Ингрид, Лола и Зигмунд только что познакомились с перкуссионисткой и ударницей «Вампиреллас», группы Лу Неккер, и она согласилась сообщить им свое мнение о россказнях сестры Маргариты.
– Для начала учтите, что она нас на дух не переносит. Ее воротит от нашего стиля, образа жизни, а больше всего – от нашей музыки.
Огненно-рыжая Альберта была одета в футболку, густозаселенную героинями манги, черную кожаную мини-юбку, рваные колготки сеточкой и фиолетовые мартенсы. Макияж придавал ее лицу мертвенную бледность, а глазам – керамический блеск, губы и нос украшал пирсинг. Яснее ясного, что у монахинь обители Милосердия и племени «Вампиреллас» представления о приличной одежде и духовных ценностях сильно разнились.
– Бернар сидел на своем каштане, обвязавшись веревкой, с пилой в руках, и пялился на нас. Пусть так. Но кто поступил бы иначе? Я не удивилась бы, обнаружив, что на дереве гнездится пятнадцать мужиков, развесивших уши, как слоненок Дамбо.
Лола и Ингрид вопросительно приподняли брови.

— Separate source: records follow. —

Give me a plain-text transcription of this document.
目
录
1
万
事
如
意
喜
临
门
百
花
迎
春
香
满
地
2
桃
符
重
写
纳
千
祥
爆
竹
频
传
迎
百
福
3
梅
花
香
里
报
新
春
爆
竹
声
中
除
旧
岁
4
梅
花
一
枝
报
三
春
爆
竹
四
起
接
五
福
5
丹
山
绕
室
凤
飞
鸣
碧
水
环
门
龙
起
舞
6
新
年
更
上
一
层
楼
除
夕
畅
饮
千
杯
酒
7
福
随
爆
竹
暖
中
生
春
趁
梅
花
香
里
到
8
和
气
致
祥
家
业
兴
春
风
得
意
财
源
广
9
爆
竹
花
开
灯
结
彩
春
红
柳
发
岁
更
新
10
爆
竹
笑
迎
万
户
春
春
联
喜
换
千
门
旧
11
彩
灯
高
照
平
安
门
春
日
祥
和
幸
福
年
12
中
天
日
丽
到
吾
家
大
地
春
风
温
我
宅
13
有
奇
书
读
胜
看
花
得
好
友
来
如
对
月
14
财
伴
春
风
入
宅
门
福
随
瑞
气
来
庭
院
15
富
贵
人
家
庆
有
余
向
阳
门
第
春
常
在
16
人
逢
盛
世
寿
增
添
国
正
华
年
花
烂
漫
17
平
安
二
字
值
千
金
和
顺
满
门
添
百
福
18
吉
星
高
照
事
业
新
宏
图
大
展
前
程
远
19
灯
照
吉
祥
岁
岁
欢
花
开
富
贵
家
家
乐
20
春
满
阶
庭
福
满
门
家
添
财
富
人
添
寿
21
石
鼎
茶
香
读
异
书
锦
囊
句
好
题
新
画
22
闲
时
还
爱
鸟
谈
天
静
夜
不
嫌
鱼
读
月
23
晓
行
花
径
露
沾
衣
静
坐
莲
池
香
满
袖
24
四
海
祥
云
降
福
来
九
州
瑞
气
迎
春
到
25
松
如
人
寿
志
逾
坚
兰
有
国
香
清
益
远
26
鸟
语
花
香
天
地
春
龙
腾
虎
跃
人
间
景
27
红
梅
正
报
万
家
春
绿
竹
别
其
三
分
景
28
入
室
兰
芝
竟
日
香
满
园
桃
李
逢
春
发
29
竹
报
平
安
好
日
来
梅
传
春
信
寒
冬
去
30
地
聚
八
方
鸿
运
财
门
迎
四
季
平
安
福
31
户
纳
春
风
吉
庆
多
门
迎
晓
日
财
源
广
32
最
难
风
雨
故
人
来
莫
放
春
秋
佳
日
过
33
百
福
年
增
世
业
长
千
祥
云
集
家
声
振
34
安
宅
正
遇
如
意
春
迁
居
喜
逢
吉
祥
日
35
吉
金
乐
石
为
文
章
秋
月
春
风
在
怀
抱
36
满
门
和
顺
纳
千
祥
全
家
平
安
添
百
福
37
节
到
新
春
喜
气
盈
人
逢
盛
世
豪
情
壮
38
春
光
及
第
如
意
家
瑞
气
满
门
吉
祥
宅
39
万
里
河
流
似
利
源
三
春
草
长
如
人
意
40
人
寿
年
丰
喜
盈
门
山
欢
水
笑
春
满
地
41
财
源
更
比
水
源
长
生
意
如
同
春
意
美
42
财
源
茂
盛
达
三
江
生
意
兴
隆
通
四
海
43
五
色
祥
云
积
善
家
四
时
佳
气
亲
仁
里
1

– Мы репетировали с распахнутыми настежь окнами. Угарный кусок, который Лу написала в припадке безумного вдохновения. Ее пальцы порхали по «гибсону», она была словно в трансе, а голос звучал, как никогда, пронзительно. Я лупила по барабанам, а Кармен пилила на басу. Мы были…
Альберта замолчала и уставилась в пустоту. Потом бросилась на один из матрасов, разбросанных по цементному полу, и разрыдалась. Ингрид опустилась рядом на колени и обняла ее. Рокерша не противилась и выплакалась от души. Лола подошла к окну и представила, как толстяк в костюме садовника сидит на ветке и наслаждается лучшим концертом в своей жизни. Она заметила движение за одним из окон напротив. Это было в кабинете сестры Маргариты.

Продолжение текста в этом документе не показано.